Zanubrutinib is a potent and highly selective inhibitor of Bruton tyrosine kinase (BTK). In this first-in-human, open--label, multicenter, phase1 study, patients in part 1 (3+3) dose escalation) had relapsed/refractory B-cell malignancies and received zanubrutinib 40, 80, 160, or 320 mg once daily or 160 mg twice daily. Part 2 (expansion) consisted of disease--specific cohorts, including treatment-naïve or relapsed/refractory chronic lymphocytic leukemia/small lymphocytic lymphoma (CLL/SLL). The primary end points were safety and tolerability, and definition of the maximum tolerated dose (part 1). Additional end points included pharmacokinetics/pharmacodynamics and preliminary efficacy.
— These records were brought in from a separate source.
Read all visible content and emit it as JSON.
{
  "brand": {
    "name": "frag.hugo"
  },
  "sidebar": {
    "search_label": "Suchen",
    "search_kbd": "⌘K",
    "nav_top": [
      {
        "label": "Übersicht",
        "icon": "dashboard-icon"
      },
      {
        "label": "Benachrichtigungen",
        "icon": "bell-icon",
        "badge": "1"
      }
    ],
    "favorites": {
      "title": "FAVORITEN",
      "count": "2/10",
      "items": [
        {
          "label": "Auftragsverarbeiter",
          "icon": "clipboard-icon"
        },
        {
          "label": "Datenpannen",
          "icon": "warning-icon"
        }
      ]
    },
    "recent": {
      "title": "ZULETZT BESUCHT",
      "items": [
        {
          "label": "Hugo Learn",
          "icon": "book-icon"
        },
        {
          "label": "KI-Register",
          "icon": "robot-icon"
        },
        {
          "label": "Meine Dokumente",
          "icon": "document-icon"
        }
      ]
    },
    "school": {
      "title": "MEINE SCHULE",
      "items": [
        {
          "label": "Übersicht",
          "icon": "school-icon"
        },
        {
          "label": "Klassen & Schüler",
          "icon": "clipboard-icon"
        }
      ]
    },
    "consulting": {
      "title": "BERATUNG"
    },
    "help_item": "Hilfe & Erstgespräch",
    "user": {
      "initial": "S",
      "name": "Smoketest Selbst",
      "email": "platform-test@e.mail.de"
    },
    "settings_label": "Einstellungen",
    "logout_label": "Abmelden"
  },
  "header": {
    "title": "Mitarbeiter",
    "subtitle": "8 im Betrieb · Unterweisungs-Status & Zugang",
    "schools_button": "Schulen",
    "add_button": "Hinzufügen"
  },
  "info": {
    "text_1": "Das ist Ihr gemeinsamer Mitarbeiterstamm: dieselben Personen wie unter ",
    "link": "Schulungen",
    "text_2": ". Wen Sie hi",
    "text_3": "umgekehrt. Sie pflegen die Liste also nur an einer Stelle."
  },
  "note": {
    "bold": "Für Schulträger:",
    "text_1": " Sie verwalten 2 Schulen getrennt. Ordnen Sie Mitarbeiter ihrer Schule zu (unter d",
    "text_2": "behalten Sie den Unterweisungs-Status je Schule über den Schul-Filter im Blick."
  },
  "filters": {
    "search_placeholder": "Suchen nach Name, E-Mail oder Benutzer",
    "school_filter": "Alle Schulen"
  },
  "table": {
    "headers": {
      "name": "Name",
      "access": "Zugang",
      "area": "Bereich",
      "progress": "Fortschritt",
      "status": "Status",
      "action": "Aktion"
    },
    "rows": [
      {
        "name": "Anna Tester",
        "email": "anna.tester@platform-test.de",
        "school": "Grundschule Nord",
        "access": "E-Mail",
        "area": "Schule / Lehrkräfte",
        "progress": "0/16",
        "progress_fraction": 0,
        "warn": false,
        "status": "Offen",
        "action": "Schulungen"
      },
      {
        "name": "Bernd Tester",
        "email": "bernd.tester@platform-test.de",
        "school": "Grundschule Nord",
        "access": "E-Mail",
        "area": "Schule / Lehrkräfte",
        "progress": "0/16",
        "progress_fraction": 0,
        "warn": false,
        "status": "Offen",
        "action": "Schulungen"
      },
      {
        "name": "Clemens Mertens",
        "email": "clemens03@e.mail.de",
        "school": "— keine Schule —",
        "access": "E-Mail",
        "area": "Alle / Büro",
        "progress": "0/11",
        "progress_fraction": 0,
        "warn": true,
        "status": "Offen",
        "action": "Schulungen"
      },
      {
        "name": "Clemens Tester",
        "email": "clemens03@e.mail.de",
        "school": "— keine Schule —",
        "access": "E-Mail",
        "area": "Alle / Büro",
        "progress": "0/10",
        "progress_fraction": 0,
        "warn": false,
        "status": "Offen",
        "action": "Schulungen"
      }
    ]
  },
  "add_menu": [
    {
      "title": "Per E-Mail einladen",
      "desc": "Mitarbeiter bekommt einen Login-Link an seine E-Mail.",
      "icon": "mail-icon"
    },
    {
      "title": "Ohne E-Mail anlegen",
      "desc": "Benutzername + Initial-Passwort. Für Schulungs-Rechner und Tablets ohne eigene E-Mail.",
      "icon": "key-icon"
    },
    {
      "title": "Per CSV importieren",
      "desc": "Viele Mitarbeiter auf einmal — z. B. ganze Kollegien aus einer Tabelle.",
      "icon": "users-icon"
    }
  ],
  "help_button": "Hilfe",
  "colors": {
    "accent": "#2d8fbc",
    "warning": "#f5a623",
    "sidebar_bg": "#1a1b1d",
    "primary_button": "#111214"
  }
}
Reported herein are results from 144 patients enrolled in the dose-finding and CLL/SLL cohorts. No dose-limiting toxicities occurred in dose escalation. Median BTK occupancy in peripheral blood mononuclear cells was >95% at all doses. Sustained complete (>95%) BTK occupancy in lymph node biopsy specimens was more frequent with 160 mg twice daily than 320 mg once daily (89% vs 50%; P=.0342). Consequently, 160 mg twice daily was selected for further investigation. With median follow-up of 13.7 months (range, 0.4-30.5), 89 (94.7%) CLL/SLL patients remain on study. Most toxicities were grade 1/2; neutropenia was the only grade 3/4 toxicity observed in >2 patients. One patient experienced a grade 3 subcutaneous hemorrhage. Among 78 efficacy-evaluable CLL/SLL patients, overall response rate was 96.2% (95% CI, 89.2-99.2). Estimated progression-free survival at 12 months was 100%. Zanubrutinib demonstrated encouraging activity in CLL/SLL patients, with a low incidence of major toxicities. This study is registered with www.clinicaltrials.gov as #NCT02343120.